I drive back to the Bronx and there’s all these ambulances blocking my street. I have to park ten blocks away. I ask an old guy standing by my stoop, in what very well might be his pajamas, what’s going on. He tells me about these boys in the neighborhood — “punks” he calls them. He tells me they were attacked, their faces all sliced up. “Like a punishment,” the old guy says with relish, making chewing motions with his grizzled jaw.
I shake my head, not at what he’s said, but at the fact that it seems natural to me, like some order has been restored. I wonder if they were the same guys who were bothering me.

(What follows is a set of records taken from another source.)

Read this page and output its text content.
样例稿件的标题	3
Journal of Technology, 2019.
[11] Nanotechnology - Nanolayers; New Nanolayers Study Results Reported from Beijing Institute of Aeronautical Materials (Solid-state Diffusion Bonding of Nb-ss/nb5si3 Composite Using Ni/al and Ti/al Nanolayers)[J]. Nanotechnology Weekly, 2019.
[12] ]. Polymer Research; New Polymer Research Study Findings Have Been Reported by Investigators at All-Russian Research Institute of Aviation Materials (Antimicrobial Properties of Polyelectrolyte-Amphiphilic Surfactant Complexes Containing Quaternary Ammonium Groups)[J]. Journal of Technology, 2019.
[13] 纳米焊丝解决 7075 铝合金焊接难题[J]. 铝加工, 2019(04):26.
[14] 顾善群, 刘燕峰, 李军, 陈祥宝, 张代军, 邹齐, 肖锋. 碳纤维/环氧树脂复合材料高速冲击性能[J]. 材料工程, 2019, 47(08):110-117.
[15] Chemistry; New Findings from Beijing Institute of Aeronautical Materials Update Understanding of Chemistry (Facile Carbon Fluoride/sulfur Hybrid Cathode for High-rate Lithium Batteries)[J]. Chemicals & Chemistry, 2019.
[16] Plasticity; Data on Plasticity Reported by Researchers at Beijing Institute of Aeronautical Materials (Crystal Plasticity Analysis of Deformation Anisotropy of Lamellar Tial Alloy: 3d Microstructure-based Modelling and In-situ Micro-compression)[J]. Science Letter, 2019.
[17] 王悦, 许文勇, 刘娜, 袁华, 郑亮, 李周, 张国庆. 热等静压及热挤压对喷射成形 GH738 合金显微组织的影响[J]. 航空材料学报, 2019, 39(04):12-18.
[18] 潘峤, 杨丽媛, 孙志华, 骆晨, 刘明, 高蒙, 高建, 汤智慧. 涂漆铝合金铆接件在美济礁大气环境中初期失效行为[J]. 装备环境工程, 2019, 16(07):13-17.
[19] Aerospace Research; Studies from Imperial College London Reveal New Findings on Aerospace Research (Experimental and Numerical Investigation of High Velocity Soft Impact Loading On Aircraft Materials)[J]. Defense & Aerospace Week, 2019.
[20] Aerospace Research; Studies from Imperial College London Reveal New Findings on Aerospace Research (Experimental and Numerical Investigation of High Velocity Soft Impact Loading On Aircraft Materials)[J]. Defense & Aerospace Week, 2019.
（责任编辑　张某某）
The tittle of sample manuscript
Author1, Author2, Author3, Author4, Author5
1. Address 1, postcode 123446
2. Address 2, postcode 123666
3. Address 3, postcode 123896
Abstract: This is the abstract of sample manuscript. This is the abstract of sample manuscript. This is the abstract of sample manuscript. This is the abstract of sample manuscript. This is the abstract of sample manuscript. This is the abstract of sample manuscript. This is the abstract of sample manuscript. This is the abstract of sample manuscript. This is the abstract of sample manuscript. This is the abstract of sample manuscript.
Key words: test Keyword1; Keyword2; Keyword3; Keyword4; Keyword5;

“Do they know who did it?” I ask.
The old man laughs. “No,” he says, “they don’t know. Or they won’t tell.” He taps his nose with his forefinger twice and winks at me.
The next day when I go see Astrid, she’s in the critical care ward, hooked up to an IV. She looks small and childlike, and I have to remind myself that she’s older than me by a couple of years. I sit by her and her eyes flutter beneath her blue-veined eyelids. I take her hand, which feels cold and lifeless in mine.
I turn at some noise in the hall. A volunteer is clanking by with a cart of some nasty food, flirting with an orderly.
When I turn back, Astrid is watching me.
“How did it feel?” she asks.
“How did what feel?” I’m getting a little panicky.
“To be powerful,” she smiles.
I blink and Astrid’s eyes are closed again. She’s sleeping.
I know she can’t have spoken to me. She hasn’t strung words together in a clear sentence in about five years. The mind plays tricks.
I push back my chair and mutter a goodbye. I touch her hand timidly. Touch a relic.